For any given positive integers $m$, $n$ and $q$, such that $m\leq n$ the following sum $$S_p= \sum_{p=0}^m(-1)^{p+q} \binom mp \binom mq \binom np \binom nq\frac{p! q! (m+n-p-q)!}{m! n!}$$ is equal to $1$ if $q=0$ and $0$ otherwise.
The result can be obtained remarking that $S_p$ of the form $$ \sum_{p=0}^m(-1)^p\binom mp P(m-p)\tag{1}$$ where $P$ is a polynomial of degree $m-q$. One then uses the following property of the form (1) for polynomials $P$ of degree at most $m$, that the sum is equal to $m! a_m$, where $a_m$ is the coefficient of $X^m$ in $P(X)$.

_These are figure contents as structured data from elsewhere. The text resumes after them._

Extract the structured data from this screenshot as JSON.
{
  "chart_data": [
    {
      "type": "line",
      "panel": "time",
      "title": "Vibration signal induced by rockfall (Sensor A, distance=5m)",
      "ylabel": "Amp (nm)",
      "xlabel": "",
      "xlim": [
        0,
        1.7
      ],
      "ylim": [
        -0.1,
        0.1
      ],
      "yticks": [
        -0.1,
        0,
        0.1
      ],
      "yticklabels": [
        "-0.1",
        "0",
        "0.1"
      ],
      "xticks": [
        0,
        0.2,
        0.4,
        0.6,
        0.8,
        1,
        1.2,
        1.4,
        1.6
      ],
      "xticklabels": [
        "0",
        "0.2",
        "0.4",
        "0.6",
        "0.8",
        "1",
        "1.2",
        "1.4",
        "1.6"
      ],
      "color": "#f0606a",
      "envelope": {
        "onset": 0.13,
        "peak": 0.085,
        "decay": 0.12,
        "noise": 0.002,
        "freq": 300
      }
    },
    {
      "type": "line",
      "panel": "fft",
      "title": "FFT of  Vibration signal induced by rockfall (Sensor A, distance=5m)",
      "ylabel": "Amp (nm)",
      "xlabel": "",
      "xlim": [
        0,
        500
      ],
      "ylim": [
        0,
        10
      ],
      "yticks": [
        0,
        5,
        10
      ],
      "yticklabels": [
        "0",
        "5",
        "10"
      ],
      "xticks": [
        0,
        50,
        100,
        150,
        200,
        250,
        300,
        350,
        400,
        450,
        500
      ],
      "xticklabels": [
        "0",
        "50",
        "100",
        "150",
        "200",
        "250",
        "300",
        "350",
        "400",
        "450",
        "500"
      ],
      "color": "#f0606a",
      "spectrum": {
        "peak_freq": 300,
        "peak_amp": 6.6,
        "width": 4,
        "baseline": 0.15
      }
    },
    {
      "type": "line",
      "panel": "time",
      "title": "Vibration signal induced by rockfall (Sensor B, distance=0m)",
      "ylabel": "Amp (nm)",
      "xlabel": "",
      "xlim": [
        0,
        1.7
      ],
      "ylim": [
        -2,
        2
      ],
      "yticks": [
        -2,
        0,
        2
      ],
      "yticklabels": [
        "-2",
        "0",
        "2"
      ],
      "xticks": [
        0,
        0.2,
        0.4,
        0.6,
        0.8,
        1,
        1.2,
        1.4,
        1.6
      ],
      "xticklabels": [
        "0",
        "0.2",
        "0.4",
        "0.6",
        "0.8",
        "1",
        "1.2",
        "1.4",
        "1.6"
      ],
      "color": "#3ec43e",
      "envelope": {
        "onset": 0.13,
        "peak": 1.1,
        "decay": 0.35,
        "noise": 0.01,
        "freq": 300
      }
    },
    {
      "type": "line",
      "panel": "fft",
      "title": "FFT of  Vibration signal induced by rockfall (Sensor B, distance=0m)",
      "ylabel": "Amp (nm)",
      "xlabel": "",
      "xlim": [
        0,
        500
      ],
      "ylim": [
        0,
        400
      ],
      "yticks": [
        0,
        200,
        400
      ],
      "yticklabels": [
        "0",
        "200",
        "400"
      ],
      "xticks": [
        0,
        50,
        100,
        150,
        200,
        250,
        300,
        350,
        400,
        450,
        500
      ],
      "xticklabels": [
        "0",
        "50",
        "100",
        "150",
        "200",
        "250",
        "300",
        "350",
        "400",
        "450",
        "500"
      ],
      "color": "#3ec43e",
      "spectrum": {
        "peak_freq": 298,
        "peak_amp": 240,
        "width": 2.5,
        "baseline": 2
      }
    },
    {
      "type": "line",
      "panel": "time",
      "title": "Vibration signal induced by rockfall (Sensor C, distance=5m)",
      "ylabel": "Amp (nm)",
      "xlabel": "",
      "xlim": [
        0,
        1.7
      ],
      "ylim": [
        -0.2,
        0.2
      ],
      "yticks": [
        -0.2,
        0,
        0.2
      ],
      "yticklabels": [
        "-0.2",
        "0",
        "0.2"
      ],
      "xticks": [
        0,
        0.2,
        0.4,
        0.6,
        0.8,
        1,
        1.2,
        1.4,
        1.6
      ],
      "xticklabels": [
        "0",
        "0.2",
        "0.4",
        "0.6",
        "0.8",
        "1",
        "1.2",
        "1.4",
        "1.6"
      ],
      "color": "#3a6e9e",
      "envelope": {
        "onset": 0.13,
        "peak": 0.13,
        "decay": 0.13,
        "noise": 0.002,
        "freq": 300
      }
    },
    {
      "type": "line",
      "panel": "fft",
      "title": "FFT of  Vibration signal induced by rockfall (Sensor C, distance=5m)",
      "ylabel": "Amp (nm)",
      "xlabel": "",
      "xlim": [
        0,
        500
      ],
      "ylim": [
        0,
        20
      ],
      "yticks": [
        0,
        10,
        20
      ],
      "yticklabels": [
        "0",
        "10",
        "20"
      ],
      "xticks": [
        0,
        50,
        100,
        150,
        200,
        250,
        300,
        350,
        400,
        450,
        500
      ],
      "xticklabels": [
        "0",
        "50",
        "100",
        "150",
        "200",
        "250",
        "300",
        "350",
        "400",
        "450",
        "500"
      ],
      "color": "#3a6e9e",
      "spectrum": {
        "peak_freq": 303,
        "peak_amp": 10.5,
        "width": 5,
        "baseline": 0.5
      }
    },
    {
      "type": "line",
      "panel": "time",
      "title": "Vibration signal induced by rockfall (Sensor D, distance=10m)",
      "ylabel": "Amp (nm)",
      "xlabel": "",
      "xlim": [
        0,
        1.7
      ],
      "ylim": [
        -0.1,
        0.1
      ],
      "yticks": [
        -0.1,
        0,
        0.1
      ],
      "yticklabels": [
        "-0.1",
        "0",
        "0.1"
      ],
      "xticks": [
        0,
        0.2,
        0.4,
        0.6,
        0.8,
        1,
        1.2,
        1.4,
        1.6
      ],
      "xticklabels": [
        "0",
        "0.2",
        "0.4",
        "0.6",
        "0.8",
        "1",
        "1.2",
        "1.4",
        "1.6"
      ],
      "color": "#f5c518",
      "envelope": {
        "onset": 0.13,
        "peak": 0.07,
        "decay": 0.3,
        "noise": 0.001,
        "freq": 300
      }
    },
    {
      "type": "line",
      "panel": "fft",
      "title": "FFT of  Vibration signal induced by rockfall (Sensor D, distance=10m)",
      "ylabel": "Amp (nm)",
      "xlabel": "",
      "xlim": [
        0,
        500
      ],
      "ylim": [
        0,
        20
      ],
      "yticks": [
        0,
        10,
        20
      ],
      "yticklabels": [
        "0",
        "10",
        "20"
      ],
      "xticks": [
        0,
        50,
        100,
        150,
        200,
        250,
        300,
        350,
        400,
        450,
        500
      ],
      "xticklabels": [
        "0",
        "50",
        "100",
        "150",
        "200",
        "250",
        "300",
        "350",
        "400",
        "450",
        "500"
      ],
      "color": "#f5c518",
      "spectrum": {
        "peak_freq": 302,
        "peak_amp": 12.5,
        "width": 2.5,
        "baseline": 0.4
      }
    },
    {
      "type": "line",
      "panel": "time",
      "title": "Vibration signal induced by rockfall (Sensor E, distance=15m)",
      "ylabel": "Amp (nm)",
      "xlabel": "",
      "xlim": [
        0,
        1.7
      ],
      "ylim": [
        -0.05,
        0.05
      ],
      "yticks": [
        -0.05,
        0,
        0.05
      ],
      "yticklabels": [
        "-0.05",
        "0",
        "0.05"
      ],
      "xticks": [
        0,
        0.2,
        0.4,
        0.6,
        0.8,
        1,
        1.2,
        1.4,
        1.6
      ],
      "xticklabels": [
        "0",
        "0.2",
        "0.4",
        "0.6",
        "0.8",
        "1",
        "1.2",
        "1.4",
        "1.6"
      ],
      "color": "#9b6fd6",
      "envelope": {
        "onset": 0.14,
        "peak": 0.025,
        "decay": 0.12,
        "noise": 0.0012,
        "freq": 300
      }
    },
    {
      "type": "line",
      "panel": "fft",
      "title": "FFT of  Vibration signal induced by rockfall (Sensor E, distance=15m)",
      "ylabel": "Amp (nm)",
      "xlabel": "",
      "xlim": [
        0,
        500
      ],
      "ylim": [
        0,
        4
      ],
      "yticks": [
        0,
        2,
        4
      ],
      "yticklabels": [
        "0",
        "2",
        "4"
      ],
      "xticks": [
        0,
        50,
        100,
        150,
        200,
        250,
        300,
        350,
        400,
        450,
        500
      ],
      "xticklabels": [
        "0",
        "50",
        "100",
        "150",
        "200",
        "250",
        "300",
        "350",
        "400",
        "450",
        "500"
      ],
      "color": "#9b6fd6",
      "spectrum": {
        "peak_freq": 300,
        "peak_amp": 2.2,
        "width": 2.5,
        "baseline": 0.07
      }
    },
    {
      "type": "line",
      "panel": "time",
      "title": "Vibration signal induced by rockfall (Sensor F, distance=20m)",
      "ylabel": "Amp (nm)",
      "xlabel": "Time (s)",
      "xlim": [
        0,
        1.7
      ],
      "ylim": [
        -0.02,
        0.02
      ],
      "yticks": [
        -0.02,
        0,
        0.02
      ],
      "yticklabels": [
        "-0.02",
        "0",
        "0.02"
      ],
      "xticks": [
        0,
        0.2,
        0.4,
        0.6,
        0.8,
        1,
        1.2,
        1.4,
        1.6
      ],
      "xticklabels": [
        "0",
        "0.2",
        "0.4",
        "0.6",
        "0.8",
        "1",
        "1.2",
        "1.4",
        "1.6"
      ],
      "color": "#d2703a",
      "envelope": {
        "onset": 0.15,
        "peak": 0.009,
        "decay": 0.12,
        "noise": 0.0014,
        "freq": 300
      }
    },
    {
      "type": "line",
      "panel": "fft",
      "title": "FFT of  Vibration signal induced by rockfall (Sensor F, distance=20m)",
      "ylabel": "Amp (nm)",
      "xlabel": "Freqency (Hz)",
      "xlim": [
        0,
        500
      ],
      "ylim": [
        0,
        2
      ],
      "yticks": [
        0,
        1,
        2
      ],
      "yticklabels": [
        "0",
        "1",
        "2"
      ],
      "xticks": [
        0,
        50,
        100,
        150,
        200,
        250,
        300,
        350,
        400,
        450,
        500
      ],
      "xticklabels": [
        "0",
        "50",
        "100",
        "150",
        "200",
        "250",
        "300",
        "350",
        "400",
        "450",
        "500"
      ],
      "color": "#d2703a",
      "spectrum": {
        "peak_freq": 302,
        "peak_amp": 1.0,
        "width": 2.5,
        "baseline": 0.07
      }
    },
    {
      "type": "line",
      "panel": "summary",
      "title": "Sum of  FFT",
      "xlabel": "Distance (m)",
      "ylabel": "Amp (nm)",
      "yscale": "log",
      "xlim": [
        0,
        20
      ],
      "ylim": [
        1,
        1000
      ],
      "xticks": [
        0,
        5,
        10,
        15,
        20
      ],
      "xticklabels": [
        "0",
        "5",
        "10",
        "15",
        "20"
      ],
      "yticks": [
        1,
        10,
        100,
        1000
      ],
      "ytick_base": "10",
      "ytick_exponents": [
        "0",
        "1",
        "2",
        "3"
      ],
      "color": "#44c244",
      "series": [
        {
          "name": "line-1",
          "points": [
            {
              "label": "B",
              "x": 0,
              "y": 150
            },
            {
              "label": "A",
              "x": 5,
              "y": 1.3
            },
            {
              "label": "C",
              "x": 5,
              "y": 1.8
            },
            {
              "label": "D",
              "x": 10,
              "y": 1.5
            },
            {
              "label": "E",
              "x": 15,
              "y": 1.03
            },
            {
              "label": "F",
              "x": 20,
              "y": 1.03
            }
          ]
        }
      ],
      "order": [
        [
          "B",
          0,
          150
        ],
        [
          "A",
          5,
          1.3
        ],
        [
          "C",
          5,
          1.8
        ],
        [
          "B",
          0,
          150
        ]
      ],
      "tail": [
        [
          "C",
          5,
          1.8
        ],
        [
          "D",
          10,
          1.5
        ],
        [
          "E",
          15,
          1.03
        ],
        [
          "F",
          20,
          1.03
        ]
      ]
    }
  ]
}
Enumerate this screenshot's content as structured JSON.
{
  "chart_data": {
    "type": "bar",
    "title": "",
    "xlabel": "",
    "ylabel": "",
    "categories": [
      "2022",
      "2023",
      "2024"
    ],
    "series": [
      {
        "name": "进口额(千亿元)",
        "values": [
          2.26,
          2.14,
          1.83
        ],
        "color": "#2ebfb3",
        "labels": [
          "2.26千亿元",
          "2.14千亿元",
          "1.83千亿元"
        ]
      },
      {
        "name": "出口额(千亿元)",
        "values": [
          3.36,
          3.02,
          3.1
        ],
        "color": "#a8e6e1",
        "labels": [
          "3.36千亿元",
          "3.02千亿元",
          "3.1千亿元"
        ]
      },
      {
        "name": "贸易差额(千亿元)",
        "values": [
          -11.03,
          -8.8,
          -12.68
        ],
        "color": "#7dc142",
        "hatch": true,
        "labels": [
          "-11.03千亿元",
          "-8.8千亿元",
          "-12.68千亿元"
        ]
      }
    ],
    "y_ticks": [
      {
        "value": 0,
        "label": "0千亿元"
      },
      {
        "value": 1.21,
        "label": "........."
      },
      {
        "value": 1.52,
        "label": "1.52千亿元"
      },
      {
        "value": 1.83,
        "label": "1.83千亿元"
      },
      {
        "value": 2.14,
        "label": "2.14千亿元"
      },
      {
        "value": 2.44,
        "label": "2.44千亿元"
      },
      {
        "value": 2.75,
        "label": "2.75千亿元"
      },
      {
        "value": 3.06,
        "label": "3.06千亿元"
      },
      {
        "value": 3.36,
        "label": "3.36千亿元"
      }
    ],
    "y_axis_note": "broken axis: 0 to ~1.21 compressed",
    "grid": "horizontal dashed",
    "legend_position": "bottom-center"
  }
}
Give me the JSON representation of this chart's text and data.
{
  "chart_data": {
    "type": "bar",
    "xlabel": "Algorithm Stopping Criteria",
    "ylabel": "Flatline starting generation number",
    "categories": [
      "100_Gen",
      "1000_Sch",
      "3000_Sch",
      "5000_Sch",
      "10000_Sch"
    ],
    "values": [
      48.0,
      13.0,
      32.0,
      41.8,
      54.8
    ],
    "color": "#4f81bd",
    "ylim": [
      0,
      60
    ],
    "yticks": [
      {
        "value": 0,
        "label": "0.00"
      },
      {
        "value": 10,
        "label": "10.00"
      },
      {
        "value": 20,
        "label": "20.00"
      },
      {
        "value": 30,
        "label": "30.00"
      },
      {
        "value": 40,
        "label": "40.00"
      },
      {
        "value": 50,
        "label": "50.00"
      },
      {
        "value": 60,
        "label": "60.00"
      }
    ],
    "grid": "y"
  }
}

- What is the name of this property (or a reference, I only know it from wikipedia) ?
- Is there a simpler way to demonstrate the result without using this particular property ?
We need to calculate the sum
$$S = \sum_{p \ge 0}t_p = \sum_{p \ge 0}(-1)^{p+q} \binom mp \binom mq \binom np \binom nq\frac{p! q! (m+n-p-q)!}{m! n!}$$
where $t_p = 0$ for $p > m$ because $\binom{m}{p} = 0$ for $p > m$.
The term ratio $$\frac{t_{p+1}}{t_p} = \frac{(-1)(m-p)(n-p)(p+1)}{(p+1)(p+1)(m+n-p-q)} = \frac{(p-m)(p-n)}{(p+q-m-n)(p+1)}$$
is a rational function of the summation index $p$.
Thus $S$ is a hypergeometric series given by
$$\begin{align}S &= {_2}F_1\left[\begin{matrix} -m & -n\\q-m-n\end{matrix} \text{ ; } 1\right] \cdot t_0\end{align}$$
which fits the Gauss hypergeometric identity to give
$$S = \frac{\Gamma(q)\Gamma(q-m-n)}{\Gamma(q-m)\Gamma(q-n)} \cdot t_0$$
We know that
$\begin{align}t_0 &=(-1)^q \binom{m}{q}\binom{n}{q}\frac{q!(m+n-q)!}{m!n!}\\&=(-1)^q\frac{\Gamma(m+n-q+1)}{\Gamma(q+1)\Gamma(m-q+1)\Gamma(n-q+1)}\end{align}$
after writing the factorials and binomial coefficients in terms of the Gamma function.
Substituting this into $S$ gives
$\begin{align}S &= \color{darkblue}{(-1)^q} \frac{\Gamma(q)}{\color{darkblue}{\Gamma(q+1)}}\frac{\Gamma(q-m-n)\color{darkblue}{\Gamma(m+n-q+1)}}{\color{darkgreen}{(}\Gamma(q-m)\color{darkblue}{\Gamma(m-q+1)}\color{darkgreen}{)}\cdot \color{darkgreen}{(}\Gamma(q-n)\color{darkblue}{\Gamma(n-q+1)}\color{darkgreen}{)}}\end{align}$
Pairs of terms find themselves amenable to the Euler reflection formula, giving an expression in terms of the sine function.
$\begin{align}S &= (-1)^{q} \frac{1}{q}\frac{\frac{\pi}{\sin{\pi(q-m-n)}}}{\frac{\pi}{\sin{\pi(q-m)}}\frac{\pi}{\sin{\pi(q-n)}}} \\\\ &= \frac{(-1)^{q}}{q\pi }\frac{\sin{(q\pi - m\pi)}\sin{(q\pi - n\pi)}}{\sin{(q\pi - (m+n)\pi )}} \end{align}$
The trigonometric identities for symmetry and periodicity reduce the sum to
$\begin{align}S &= \frac{(-1)^{q}}{q\pi}\frac{(-1)^{m}\sin{( q\pi)}(-1)^n\sin{(q \pi)}}{(-1)^{m+n}\sin{(q\pi)}}\\ &= \frac{(-1)^{q}\sin{( q\pi)}}{q\pi} \\ &= \begin{cases} 0 & q \ne 0 \\ 1 & q = 0 \end{cases}\end{align}$
In terms of the Kronecker delta, the sum becomes $$\color{darkred}{S = \delta_q}$$
Note: I referenced chapter 3 - The Hypergeometric Database of the wonderful book A=B for this problem.